Moreover, during re–direct examination, AAA explained that her fear of appellant lingered in her consciousness and her young mind had yet to recover its bearings at the time she executed the Sinumpaang Salaysay leading to the incomplete account she made therein. In any case, an errorless recollection of a harrowing incident cannot be expected from a minor innocent rape victim, like AAA, especially when she was recounting details of an experience so humiliating and so painful as forced copulation. What is important is that the victim’s declarations, both in her sworn statement and her testimony in court, are consistent on basic matters constituting the elements of the crime of rape and the positive identification of the culprit.17

Finally, both the trial court and the Court of Appeals correctly convicted appellant of simple rape, instead of statutory rape. “The elements of [statutory rape] are: (1) that the accused had carnal knowledge of a woman; and (2) that the woman is below 12 years of age x x x.”18 In this case, although the Informations alleged that “AAA” was 11 years of age when the rape incidents transpired, she was actually 13 years of age when the rape incidents transpired on December 25, 2004 and January 21, 2005, as her Certificate of Birth19 showed that she was born on March 10, 1991. Thus, appellant is guilty only of simple, not statutory rape for which he was properly imposed the sentence of reclusion perpetua pursuant to Article 266–B of the Revised Penal Code. However, it must be mentioned that appellant is not eligible for parole pursuant to Section 320 of Republic Act No. 9346.21

The awards of P50,000.00 as moral damages and P50,000.00 as civil indemnity are likewise proper. However, the award of exemplary damages must be increased to P30,000.00 in line with prevailing jurisprudence.22 Also, interest at the rate of 6% per annum shall be imposed from date of finality of this judgment until fully paid.

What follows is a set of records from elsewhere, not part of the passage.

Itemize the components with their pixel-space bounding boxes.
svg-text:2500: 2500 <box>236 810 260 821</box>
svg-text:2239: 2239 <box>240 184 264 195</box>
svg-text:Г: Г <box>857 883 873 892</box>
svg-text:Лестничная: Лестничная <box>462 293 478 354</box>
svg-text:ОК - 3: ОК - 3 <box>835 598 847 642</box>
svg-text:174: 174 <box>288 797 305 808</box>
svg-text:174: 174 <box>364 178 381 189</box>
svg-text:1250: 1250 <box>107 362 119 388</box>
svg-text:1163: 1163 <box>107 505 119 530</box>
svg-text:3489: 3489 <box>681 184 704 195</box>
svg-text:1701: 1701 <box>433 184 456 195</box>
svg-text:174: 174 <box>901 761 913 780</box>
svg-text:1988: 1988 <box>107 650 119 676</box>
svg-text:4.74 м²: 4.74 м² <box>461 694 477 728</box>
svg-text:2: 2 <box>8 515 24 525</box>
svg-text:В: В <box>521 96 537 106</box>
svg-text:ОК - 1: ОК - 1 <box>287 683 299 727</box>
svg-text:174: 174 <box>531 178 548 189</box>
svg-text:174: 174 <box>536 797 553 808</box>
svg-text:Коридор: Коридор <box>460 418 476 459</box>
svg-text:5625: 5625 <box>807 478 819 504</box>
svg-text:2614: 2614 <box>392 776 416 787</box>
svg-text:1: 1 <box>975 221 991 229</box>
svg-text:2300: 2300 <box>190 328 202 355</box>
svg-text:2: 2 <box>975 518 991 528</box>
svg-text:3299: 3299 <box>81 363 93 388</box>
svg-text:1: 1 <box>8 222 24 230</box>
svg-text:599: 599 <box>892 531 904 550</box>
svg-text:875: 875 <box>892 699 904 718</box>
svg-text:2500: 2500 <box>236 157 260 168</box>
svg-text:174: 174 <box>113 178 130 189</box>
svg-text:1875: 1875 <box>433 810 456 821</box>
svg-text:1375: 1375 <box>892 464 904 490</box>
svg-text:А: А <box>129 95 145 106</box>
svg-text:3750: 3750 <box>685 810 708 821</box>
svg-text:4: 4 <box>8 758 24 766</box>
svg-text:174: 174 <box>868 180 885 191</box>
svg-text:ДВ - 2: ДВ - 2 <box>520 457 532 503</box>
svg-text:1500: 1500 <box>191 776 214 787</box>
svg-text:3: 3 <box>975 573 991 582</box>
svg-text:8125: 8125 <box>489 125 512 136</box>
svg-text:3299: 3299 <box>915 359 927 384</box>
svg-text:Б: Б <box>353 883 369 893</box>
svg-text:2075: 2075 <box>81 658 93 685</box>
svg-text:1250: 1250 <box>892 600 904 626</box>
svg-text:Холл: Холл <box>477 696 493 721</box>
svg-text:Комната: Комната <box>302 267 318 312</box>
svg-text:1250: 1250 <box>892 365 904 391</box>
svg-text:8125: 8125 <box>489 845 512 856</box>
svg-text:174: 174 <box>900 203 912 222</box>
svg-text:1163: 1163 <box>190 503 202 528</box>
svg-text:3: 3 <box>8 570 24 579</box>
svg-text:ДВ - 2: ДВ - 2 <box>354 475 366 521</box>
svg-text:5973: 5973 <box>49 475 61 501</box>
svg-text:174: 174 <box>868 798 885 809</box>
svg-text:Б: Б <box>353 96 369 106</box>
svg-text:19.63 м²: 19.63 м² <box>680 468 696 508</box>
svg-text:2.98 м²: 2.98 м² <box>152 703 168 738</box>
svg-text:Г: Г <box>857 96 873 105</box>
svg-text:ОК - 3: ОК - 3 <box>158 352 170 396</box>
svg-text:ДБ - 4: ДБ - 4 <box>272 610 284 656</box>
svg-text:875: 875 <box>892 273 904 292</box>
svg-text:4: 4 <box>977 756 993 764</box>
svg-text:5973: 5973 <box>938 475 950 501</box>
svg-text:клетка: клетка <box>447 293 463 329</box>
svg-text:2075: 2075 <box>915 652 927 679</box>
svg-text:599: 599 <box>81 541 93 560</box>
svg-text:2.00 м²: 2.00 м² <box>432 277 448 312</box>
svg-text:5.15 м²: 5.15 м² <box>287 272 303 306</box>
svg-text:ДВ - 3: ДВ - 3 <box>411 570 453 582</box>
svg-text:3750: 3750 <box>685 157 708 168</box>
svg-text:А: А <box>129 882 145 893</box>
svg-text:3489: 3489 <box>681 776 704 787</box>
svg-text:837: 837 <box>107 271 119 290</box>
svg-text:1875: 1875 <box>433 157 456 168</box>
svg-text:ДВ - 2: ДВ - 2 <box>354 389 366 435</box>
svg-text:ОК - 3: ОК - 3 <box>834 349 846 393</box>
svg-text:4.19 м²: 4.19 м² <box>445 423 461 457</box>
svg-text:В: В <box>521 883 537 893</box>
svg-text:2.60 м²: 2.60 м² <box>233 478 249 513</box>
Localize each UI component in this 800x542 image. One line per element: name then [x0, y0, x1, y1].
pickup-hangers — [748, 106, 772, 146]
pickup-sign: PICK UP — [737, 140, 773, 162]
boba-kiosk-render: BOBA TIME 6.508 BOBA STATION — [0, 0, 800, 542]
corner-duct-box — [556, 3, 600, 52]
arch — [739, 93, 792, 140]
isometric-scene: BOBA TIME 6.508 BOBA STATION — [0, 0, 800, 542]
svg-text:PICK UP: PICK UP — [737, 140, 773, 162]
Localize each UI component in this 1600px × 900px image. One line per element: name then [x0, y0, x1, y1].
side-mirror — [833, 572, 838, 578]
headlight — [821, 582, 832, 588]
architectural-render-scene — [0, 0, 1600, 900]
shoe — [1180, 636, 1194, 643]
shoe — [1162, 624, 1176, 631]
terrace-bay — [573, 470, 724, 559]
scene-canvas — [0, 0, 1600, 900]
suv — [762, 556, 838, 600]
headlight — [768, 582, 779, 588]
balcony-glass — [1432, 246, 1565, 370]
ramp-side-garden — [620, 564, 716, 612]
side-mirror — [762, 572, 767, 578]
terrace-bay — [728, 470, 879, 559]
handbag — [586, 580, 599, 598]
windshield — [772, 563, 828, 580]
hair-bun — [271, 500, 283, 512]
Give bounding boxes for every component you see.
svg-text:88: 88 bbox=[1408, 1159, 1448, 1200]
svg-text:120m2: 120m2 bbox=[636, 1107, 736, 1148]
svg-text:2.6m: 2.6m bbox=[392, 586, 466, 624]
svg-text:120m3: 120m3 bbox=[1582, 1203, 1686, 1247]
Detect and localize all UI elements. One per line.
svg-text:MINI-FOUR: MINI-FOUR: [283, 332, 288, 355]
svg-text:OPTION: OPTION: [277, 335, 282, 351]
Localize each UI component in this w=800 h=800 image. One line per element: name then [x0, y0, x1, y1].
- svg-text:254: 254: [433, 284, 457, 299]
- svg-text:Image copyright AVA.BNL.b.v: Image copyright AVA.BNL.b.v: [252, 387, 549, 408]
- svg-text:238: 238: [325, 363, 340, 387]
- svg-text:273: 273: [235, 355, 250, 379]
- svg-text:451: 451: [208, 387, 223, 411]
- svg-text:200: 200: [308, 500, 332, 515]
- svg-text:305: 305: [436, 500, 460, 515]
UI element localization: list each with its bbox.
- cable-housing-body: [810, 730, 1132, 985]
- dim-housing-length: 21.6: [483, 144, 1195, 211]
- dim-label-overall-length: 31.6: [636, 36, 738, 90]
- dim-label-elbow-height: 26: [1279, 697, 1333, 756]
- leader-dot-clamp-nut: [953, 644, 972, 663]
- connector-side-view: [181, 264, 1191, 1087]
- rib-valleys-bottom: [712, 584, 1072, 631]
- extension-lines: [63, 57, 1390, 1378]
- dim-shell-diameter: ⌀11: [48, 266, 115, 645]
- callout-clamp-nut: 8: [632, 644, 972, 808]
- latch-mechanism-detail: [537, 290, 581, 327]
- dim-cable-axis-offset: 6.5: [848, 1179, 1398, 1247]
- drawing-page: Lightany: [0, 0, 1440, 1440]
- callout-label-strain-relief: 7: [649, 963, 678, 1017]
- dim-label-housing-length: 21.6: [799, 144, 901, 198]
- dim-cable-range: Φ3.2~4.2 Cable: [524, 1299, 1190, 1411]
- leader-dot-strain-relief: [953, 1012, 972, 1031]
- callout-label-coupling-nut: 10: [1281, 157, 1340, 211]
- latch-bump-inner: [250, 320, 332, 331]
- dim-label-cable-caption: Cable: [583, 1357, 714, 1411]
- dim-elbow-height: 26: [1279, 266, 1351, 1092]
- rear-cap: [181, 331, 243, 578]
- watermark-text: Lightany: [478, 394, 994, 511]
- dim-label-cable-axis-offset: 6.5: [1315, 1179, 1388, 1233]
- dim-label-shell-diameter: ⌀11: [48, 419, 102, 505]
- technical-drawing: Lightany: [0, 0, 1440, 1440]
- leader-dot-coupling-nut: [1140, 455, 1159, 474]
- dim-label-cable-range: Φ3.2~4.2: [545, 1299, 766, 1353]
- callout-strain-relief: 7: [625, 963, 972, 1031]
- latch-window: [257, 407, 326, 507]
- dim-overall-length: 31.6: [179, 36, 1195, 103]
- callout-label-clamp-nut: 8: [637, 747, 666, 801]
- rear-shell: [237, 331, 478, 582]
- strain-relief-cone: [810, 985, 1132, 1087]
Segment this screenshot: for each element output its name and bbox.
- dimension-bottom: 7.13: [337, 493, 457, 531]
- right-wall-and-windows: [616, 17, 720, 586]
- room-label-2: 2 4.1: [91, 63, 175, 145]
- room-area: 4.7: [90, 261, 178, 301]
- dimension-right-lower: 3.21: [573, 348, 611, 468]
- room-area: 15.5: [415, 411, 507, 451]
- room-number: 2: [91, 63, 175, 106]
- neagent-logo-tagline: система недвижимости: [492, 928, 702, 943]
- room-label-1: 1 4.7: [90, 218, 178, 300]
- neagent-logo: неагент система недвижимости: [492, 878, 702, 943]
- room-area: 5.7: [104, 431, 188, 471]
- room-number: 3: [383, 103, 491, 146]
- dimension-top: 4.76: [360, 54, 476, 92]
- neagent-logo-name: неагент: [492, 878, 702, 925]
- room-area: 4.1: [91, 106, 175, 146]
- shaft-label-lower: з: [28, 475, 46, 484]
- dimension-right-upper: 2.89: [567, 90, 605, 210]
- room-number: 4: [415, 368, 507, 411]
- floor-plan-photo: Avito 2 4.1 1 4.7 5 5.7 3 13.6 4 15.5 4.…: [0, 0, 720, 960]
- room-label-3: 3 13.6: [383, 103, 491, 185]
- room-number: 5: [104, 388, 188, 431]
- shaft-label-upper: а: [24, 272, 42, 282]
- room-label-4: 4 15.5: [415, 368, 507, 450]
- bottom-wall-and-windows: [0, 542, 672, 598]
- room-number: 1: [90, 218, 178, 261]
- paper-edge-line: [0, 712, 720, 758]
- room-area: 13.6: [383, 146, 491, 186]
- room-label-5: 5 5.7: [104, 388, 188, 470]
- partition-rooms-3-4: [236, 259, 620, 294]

WHEREFORE, the October 21, 2010 Decision of the Court of Appeals in CA–G.R. CR H.C. No. 02880 finding appellant Rene Santiago guilty beyond reasonable doubt of two counts of simple rape and sentencing him to suffer the penalty of reclusion perpetua and to pay “AAA” civil indemnity of P50,000.00 and moral damages of P50,000.00 for each count is AFFIRMED with MODIFICATIONS that appellant is not eligible for parole; the amount of exemplary damages is increased to P30,000.00 for each count; and all damages awarded shall earn interest at the rate of 6% per annum from date of finality of this judgment until fully paid.

SO ORDERED.

Carpio, (Chairperson), Brion, Del Castillo, Perez, and Perlas–Bernabe, JJ., concur.


Endnotes:


1 Records, pp. 1– 2.

2 “The real names of the victim and of the members of her immediate family are withheld pursuant to Republic Act No. 7610 (Special Protection of Children Against Child Abuse, Exploitation and Discrimination Act) and Republic Act No. 9262 (Anti–Violence Against Women and Their Children Act of 2004.)” People v. Teodoro, G.R. No. 175876, February 20, 2013, 691 SCRA 324, 326.

3 Records, p. 18.

4 Id. at 169–182; penned by Judge Corazon D. Soluren.

5 Id. at 182.

6 Id. at 186–187.

7 CA rollo, pp. 173–190; penned by Associate Justice Rebecca De Guia–Salvador and concurred in by Associate Justices Sesinando E. Villon and Amy C. Lazaro–Javier.

8 Id. at 190.

9Rollo, p. 20.

10 Id. at 24–25.

11 Id. at 33–40.

12 CA rollo, p. 107.

13 Id. at 108.

14 Id. at 185.

15 TSN, July 7, 2006, p. 7.

16 Id. at 9.

17 CA rollo, p. 184.

18People v. Amistoso, G.R. No. 201447, January 9, 2013, 688 SCRA 376, 383.

19 Records, pp. 5, 61.

20 Sec. 3. Person convicted of offenses punished with reclusion perpetua, or whose sentences will be reduced to reclusion perpetua, by reason of this Act, shall not be eligible for parole under Act No. 4180, otherwise known as the Indeterminate Sentence Law, as amended.

21 AN ACT PROHIBITING THE IMPOSITION OF DEATH PENALTY IN THE PHILIPPINES. Approved June 24, 2006.